They just wanted to.
So she had turned and run from the scene of her personal Waterloo. Driving recklessly, crying, putting as much distance as she could between herself and the man who was much too sophisticated for her, she had fled the ranch. All the way home she had told herself that she hated Luke. She hadn’t believed it, but she had wanted to.
Since then, Carla had tried to put Luke Mac-Kenzie out of her mind. She hadn’t succeeded. Every time she went out on a date, she only missed Luke more. Not surprisingly, she didn’t date much. The harder she tried to find other men attractive, the brighter Luke’s image burned in her memory.
No man can be that special, Carla told herself fiercely. My memory isn’t reliable. If I were around Luke now, as a woman, he wouldn’t be nearly so attractive to me. Familiarity breeds contempt. That’swhy I let all this happen. I wanted to get familiar enough to feel contempt.
That, or outright insanity, was the only explanation for what had happened the evening of her twenty-first birthday, a celebration of the very date when she had legally become old enough to know better.
Look on the bright side. A summer on the Rocking M beats a summer as a gofer for the Department of Archaeology. If I have to check one more reference on one more footnote, I’ll do something rash.
Get used to it. That’s what being an archaeologist is all about.
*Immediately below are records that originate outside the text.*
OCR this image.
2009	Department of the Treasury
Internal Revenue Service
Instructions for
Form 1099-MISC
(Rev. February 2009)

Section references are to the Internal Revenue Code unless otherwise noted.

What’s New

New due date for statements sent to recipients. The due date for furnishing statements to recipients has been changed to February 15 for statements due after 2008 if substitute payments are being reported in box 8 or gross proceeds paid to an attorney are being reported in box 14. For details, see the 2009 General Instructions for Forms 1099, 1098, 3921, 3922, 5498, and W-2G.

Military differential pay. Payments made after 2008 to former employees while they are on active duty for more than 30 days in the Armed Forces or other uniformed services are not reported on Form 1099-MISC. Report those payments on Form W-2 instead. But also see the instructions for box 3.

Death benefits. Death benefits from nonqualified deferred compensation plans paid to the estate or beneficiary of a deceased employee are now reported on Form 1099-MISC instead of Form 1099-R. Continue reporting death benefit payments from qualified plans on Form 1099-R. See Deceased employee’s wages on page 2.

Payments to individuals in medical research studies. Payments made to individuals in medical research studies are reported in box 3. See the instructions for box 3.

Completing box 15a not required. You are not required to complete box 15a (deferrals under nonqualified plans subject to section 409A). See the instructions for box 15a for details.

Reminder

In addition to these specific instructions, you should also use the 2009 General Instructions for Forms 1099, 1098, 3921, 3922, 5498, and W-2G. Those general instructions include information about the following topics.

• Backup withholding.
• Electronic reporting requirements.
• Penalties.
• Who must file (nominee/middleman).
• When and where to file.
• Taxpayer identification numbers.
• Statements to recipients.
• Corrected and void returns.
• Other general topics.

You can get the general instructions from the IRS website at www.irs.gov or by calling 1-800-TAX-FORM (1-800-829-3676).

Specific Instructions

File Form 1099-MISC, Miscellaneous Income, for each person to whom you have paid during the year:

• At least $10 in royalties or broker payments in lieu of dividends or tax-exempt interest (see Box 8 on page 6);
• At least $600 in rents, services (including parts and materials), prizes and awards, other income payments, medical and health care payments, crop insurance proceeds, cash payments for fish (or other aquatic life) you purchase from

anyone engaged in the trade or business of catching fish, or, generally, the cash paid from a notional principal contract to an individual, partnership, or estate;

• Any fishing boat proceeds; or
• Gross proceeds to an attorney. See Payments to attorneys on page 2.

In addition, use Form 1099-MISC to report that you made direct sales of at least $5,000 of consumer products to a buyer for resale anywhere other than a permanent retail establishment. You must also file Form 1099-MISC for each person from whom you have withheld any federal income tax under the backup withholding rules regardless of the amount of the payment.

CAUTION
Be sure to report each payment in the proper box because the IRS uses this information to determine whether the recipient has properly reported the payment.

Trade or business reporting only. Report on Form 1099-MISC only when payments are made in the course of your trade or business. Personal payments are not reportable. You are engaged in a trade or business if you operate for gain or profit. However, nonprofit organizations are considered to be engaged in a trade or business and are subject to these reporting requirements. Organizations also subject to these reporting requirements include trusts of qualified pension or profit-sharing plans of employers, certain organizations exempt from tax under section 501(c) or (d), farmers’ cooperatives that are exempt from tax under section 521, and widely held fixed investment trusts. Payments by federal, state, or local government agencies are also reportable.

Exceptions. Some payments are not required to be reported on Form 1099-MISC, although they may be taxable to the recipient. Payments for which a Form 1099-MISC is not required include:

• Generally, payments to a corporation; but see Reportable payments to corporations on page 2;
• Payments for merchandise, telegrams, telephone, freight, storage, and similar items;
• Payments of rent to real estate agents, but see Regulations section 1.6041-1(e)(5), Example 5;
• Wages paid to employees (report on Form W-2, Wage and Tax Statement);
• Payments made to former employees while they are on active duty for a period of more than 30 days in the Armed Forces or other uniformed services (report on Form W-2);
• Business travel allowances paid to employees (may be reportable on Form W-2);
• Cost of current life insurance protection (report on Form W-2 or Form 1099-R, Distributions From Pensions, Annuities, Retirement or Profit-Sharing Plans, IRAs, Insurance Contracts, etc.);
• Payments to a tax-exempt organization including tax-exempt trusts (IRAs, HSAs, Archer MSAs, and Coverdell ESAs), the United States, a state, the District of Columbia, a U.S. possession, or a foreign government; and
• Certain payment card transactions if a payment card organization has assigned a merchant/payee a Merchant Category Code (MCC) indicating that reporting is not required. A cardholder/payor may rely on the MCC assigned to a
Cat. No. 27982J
While learning about vanished cultures and peoples fascinated Carla, she wasn’t certain that a career as an archaeologist was what she wanted. She was certain that she was going to find out; she would begin work on her master’s degree in the fall. But first she had to get through the summer. And Luke.
Carla’s mind was still seething with silent questions when she drove into the Rocking M’s ranch yard, got out slowly and stretched. She was presently just under three and one half hours from the bright lights of Cortez, assuming that the weather continued fair and clear. In bad weather, she was anywhere between six and sixty hours from "civilization."